Discrimination positive
A ce stade de la réflexion il ne reste que la discrimination positive[4] comme réponse. Elle est interdite en France, contrairement aux USA, où elle a permis à une société ultra ségrégationniste de changer en quelques décennies. C'est un choix de société[5] qui ne peut pas se prendre au niveau d'une simple organisation comme le MoDem06. En effet la discrimination positive étant illégale, sa mise en oeuvre ne pourrait être que "discrète" pour ne pas alerter les autorités. Ce qui se fait dans une équipe de 50 personnes pose un réel problème lorsqu'il faut l'étendre à un parti politique local avec près de 1200 membres. D'autant plus lorsque ce parti prône la sincérité comme mode de gouvernance.
Et puis imaginons une minute les réactions de certains écartés "pour la diversité". L'aimable consensus sur la nécessité de la diversité ne tiendrait pas le temps de le formuler. On travaille avec des égos dans un parti politique, ne l'oublions pas.
Une demi solution
Quand on parle de visibilité des minorités, autre aspect de la "diversité", il intervient un autre paramètre, c'est le comportement des "recruteurs"[6] à qui l'on peut demander de fonder leur critère de recrutement uniquement sur les compétences et les affinités[7] en faisant abstraction des autres critères.
Le problème pour un parti politique est le niveau d'engagement des "minorités" qui est par essence "minoritaire", si tant est qu'il existe. Choisir selon le critère de compétences suppose de disposer des compétences, qui pour le coup n'ont rien à voir avec la diversité. Il suffit de penser statistique pour voir que pour une minorité qui représente 10% de la population[8], il est 9 fois plus probable de trouver une compétence dans les autres 90%. Ce qui suppose que pour rendre "visible" une minorité, si tant est que l'on puisse choisir selon un critère illégal, il faut la sur-représenter dans un collège de 26 personnes[9].
De mon point de vue, la priorité est donc au niveau du recrutement des adhérents et militants. Dans le cadre de toute élection, et je l'ai vécu dans l'équipe de Loïc Dombreval, l'objectif était d'être représentatif des adhérents. Le plus simple aura été géographiquement. Demain ce pourrait être selon les centres d'intérêts et des thématiques. En faisant entrer des militants avec d'autres priorités et d'autres expériences, c'est le changement de la physionomie du collège électoral qui conduira dans une élection à la proportionnelle au changement de la composition du conseil départemental et donc de son exécutif qu'est le bureau.

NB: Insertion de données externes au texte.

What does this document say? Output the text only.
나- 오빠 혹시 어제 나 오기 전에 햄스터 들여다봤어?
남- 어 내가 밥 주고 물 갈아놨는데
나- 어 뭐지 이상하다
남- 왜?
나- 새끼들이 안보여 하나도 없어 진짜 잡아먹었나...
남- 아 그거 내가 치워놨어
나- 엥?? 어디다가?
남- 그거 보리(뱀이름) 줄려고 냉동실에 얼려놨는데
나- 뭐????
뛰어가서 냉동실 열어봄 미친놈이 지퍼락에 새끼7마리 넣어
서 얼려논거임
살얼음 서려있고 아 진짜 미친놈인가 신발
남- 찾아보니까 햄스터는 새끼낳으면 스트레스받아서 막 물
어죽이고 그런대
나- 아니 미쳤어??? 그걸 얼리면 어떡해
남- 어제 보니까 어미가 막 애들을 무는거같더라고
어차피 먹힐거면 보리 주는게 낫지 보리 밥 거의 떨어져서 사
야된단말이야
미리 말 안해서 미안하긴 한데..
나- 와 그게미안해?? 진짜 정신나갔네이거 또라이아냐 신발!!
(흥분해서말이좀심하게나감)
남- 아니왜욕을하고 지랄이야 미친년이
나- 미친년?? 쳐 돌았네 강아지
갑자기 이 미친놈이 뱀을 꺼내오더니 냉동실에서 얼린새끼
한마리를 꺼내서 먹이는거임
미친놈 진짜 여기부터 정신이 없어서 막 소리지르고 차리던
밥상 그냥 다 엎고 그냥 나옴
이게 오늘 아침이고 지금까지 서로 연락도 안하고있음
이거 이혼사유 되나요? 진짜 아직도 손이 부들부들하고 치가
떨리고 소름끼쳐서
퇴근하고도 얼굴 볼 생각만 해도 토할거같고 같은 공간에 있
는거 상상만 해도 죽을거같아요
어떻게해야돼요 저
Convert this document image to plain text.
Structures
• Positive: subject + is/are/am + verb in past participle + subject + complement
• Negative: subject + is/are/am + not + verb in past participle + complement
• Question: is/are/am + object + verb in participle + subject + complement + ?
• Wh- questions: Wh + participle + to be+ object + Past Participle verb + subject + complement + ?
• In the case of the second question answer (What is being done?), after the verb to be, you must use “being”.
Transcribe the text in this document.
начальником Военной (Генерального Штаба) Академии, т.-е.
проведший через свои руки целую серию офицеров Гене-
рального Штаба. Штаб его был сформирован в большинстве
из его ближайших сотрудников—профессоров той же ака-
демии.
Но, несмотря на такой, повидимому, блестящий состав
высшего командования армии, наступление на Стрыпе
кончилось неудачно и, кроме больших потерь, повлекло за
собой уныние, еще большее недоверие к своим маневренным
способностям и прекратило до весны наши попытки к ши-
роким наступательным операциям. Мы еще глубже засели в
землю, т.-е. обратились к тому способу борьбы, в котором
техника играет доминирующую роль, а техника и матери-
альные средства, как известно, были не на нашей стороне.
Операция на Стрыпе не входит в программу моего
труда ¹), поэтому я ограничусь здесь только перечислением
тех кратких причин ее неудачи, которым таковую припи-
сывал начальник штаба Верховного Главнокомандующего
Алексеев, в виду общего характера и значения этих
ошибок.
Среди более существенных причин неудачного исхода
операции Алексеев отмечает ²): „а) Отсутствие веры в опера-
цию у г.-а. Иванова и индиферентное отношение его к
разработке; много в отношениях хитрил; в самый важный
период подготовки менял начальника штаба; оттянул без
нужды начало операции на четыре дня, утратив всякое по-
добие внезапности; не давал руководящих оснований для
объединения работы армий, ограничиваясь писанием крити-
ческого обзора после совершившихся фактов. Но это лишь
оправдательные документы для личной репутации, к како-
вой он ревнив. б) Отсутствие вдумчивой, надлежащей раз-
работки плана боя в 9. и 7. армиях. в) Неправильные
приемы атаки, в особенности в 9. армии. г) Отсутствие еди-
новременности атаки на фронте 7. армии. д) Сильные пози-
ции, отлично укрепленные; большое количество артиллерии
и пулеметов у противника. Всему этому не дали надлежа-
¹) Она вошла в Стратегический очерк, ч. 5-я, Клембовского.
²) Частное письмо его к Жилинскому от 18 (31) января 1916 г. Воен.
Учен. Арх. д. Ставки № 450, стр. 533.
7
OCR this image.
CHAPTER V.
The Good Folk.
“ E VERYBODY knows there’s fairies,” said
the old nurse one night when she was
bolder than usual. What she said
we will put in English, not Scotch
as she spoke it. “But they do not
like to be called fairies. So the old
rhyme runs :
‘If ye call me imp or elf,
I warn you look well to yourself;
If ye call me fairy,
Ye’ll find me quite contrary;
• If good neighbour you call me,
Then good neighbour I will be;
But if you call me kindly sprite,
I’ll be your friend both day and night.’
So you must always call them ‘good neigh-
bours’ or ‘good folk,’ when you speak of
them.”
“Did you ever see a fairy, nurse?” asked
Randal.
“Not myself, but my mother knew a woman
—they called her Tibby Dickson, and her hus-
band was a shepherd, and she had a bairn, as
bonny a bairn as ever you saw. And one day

Je reconnais que c'est une bien piètre solution. Mais tant que l'on ne sera pas submergé par le nombre pour composer des équipes, choisir des gens sur ce qu'ils représentent au lieu de ce qu'ils peuvent faire est et reste une erreur.
Notes
[1] Recteur de la mosquée de Cannes et militant très actif dans le milieu associatif.
[2] Il y a bien sûr les trans-sexuel qui subissent aussi des discriminations pour lesquel(le)s le genre est justement la question. Mais bon, pour le propos de ce billet je vais faire l'impasse, j'en ai déjà parlé et j'y reviendrai.
[3] Ou aussi d'Arabe de sévice.
[4] Je hais ce terme mais il est hélas explicite.
[5] Choisir dans le modèle de société la discrimination positive est la chose qui me révulse le plus, et personne n'a réussi à me convaincre que cette solution pourait être bénéfique à mon pays.
[6] Le terme est inapproprié dans le cas d'un parti politique, bien qu'il y ai "recrutement" de compétence dans la constitution des équipes.
[7] Oui, on ne le dit pas souvent, mais il faut tout de même avoir quelques atomes crochus avec quelqu'un pour travailler avec.
[8] C'est une TRES grosse minorité 10%.
[9] 26 est le nombre de personnes au bureau exécutif du MoDem06.